Es muy difícil explicar y entender que se mantengan circulando metros y autobuses, se abran centros comerciales y supermercados, se trabaje en las oficinas y en las industrias, mientras se restringen las actividades culturales, pese a que en las mismas se respetan escrupulosamente las medidas de seguridad. La cultura debería ser considerada tan esencial como cualquiera de esas industrias o actividades económicas, pero no ocurre así.
Las miles de personas se dedican a la música, el teatro, el cine, la danza, la pintura, la escritura, la creación artística, la edición, el espectáculo y el entretenimiento no pueden quedar abandonadas a su suerte, si no queremos ser devorados por nuestro propio destino, incapaces de afrontar y gobernar nuestro futuro.
La digitalización puede contribuir a crear cultura. De hecho, ha llegado para quedarse, pero también puede traducirse en brutales beneficios para unos pocos, a costa de la desaparición de la pluralidad y la diversidad. Lo hemos comprobado en el caso de la música.
Ya se producían muy pocos ingresos por ventas de grabaciones y ese comercio se encontraba digitalizado. Ahora, durante la pandemia, las ventas en las plataformas han aumentado muy levemente, mientras la desaparición de los conciertos ha producido una caída brutal de estos ingresos esenciales.
El proceso puede saldarse, además, con un aumento desaforado del consumo doméstico, controlado por las grandes plataformas de producción y distribución. La actividad presencial en los espacios de conciertos, teatros, cines y librerías puede verse acorralada.
Hay algunas actividades como la editorial, la de las librerías o la de las ferias del libro, que han disminuido brutalmente durante un tiempo y que han retomado parcialmente su actividad en estos momentos. El problema no se encuentra en una batalla entre lo digital y el papel, que parecen haber encontrado un equilibrio siempre inestable, pero equilibrio al fin.
El problema real creo que se encuentra en la amenaza de monopolio de plataformas de producción y distribución, como Amazon, que amenazan la supervivencia de las librerías de proximidad como lugares de encuentro, distribución, presentación de nuevas obras, contacto directo con quienes escriben, actividad cultural y literaria.
Los planteamientos, propuestas, manifiestos de cientos de entidades, organizaciones y asociaciones culturales han sido respondidos hasta el momento con buenas palabras y escasas actuaciones.
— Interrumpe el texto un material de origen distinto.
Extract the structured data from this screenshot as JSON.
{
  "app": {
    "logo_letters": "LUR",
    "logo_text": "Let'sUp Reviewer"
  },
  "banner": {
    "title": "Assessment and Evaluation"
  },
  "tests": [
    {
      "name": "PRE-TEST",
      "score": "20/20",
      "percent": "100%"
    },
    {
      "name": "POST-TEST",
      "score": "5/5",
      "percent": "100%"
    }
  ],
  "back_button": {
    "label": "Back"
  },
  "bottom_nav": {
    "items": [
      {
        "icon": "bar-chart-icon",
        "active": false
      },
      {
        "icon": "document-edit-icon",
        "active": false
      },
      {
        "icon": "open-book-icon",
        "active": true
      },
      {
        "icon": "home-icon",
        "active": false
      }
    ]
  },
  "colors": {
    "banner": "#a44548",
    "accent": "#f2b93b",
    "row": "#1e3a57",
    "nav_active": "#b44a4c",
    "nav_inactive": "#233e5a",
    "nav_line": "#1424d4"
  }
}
Sí se han producido algunas formas de integrar a los trabajadores de la cultura, ya sean autónomas, o asalariadas, en las ayudas económicas de carácter general para la supervivencia de los más de 700.000 empleos y de un tejido empresarial compuesto por cerca de 120.000 empresas, la inmensa mayoría de las cuales son microempresas.
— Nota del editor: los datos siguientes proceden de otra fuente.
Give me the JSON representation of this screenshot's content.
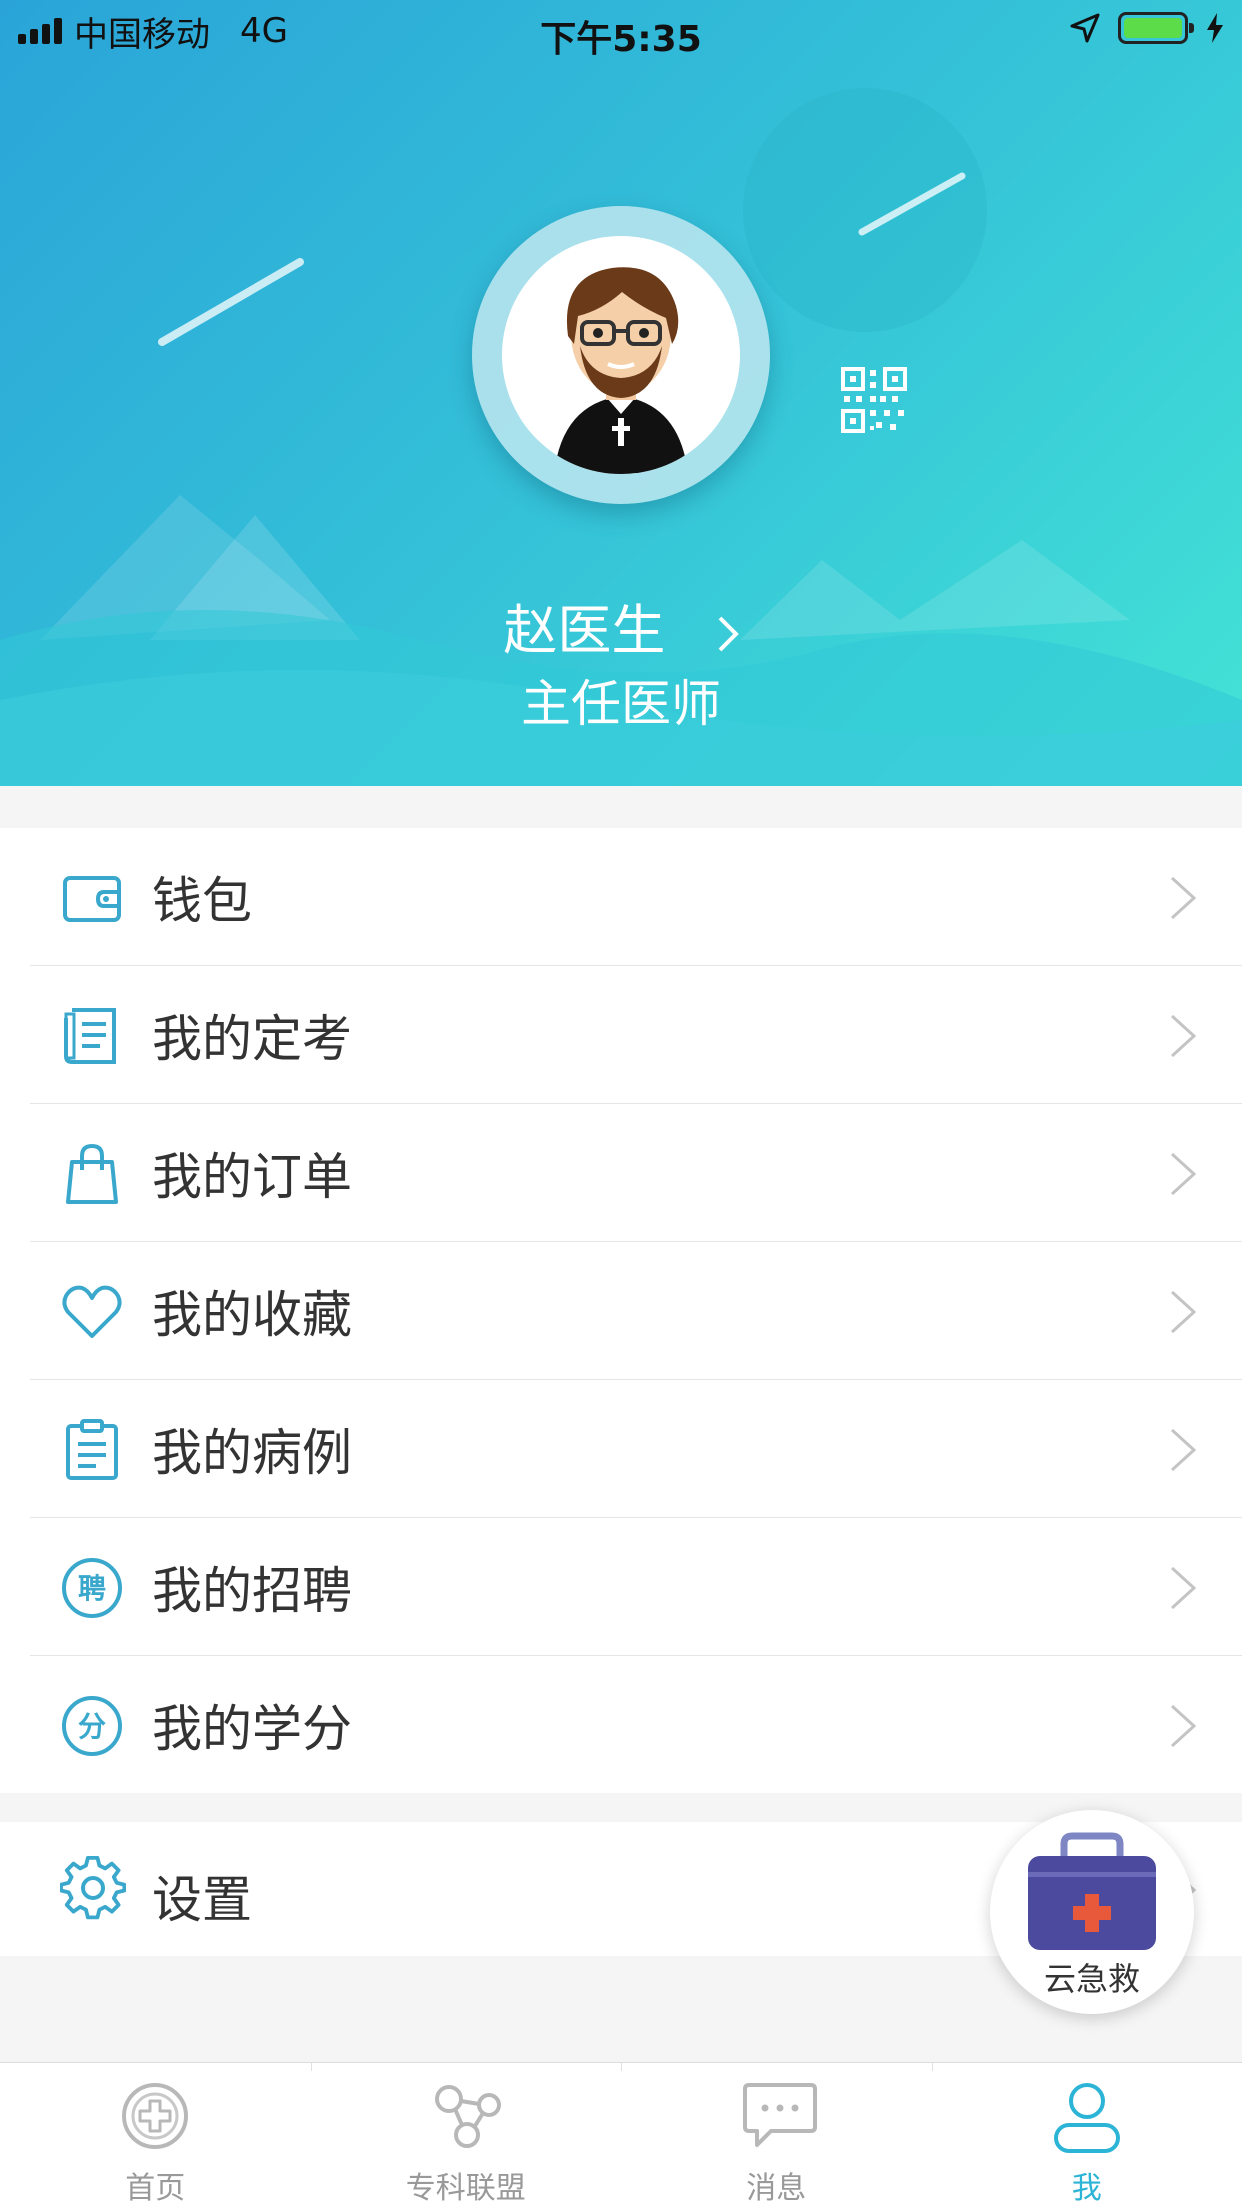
{
  "status_bar": {
    "carrier": "中国移动",
    "network": "4G",
    "time": "下午5:35"
  },
  "profile": {
    "name": "赵医生",
    "title": "主任医师"
  },
  "menu": {
    "items": [
      {
        "label": "钱包",
        "icon": "wallet-icon"
      },
      {
        "label": "我的定考",
        "icon": "exam-document-icon"
      },
      {
        "label": "我的订单",
        "icon": "shopping-bag-icon"
      },
      {
        "label": "我的收藏",
        "icon": "heart-icon"
      },
      {
        "label": "我的病例",
        "icon": "clipboard-icon"
      },
      {
        "label": "我的招聘",
        "icon": "recruit-badge-icon"
      },
      {
        "label": "我的学分",
        "icon": "credit-badge-icon"
      }
    ],
    "recruit_badge_char": "聘",
    "credit_badge_char": "分"
  },
  "settings": {
    "label": "设置",
    "icon": "gear-icon"
  },
  "fab": {
    "label": "云急救",
    "icon": "first-aid-kit-icon"
  },
  "tabbar": {
    "tabs": [
      {
        "label": "首页",
        "icon": "home-cross-icon",
        "active": false
      },
      {
        "label": "专科联盟",
        "icon": "network-icon",
        "active": false
      },
      {
        "label": "消息",
        "icon": "chat-bubble-icon",
        "active": false
      },
      {
        "label": "我",
        "icon": "person-icon",
        "active": true
      }
    ]
  },
  "colors": {
    "accent": "#2cb4d6",
    "icon": "#3aa8cc",
    "header_start": "#2aa4d8",
    "header_end": "#43e3d6",
    "fab_kit": "#4b4a9e",
    "fab_cross": "#e8583a"
  }
}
La pandemia ha impactado en cada rincón de la vida, en la economía y en la sociedad. La cultura nos ayudará a superar esta situación si somos capaces de asegurar su supervivencia, invirtiendo en recursos presupuestarios o incrementamos el porcentaje de fondos de recuperación que dedicaremos a sostener una actividad cultural de la que depende nuestra cohesión y nuestra capacidad para superar estos duros momentos y defender el futuro.